Early humans chose skins, furs and feathers to stay warm. Wool and cotton fabrics followed. All these materials keep us warm by trapping a layer of air next to our skin. They also reflect infrared radiation, back towards the body. This is the heat given off by a person even when they are perfectly still. To create a fabric which actually cools the skin has been a challenge. Now scientists at Stanford University have created a fabric that will keep wearers cooler than anything except wearing nothing at all. The team, lead by Yi Cui, have modified polyethylene (a common plastic) which is used as a cling film for food.
Polyethylene contains atom arrangements that allow infrared radiation to pass through. To make it more suitable for clothing, Cui and his team wanted to retain polyethylene’s transparency to heat but without the see-through qualities. They discovered that the material already exists – nano-porous polyethylene. It’s a type of polyethylene used in the battery industry. The holes in nano-porous polyethylene are 100 times smaller than that of human hair. This means the holes are a similar size to the wavelength of visible light. The result is the scattering of light, making the plastic no longer transparent to human eyes.
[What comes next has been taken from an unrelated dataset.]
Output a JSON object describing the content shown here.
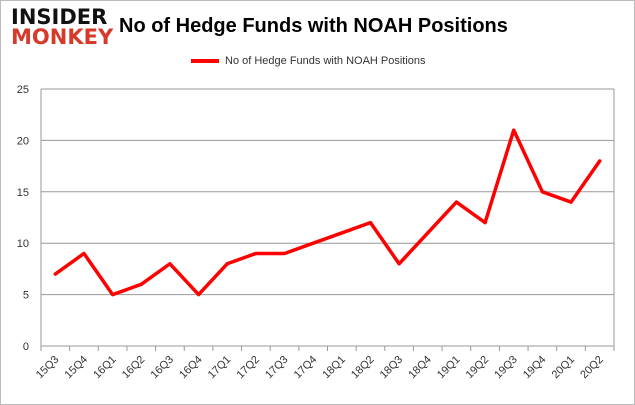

The material is bright white in appearance. Plastic film does not usually have wicking properties but the scientists punched additional larger holes, about the size of a human hair, in the material. This allows air to permeate and perspiration to evaporate. Then by adding a polydopamine coating, they enhanced the fabrics wicking. The final stage was to encapsulate a layer of cotton mesh between two layers of the plastic. In tests the new material was 2.7º cooler than cotton when worn. This small figure is significant as lowering a static persons temperature by just a few degrees can save up to 45% of energy used to power a building’s air conditioning system.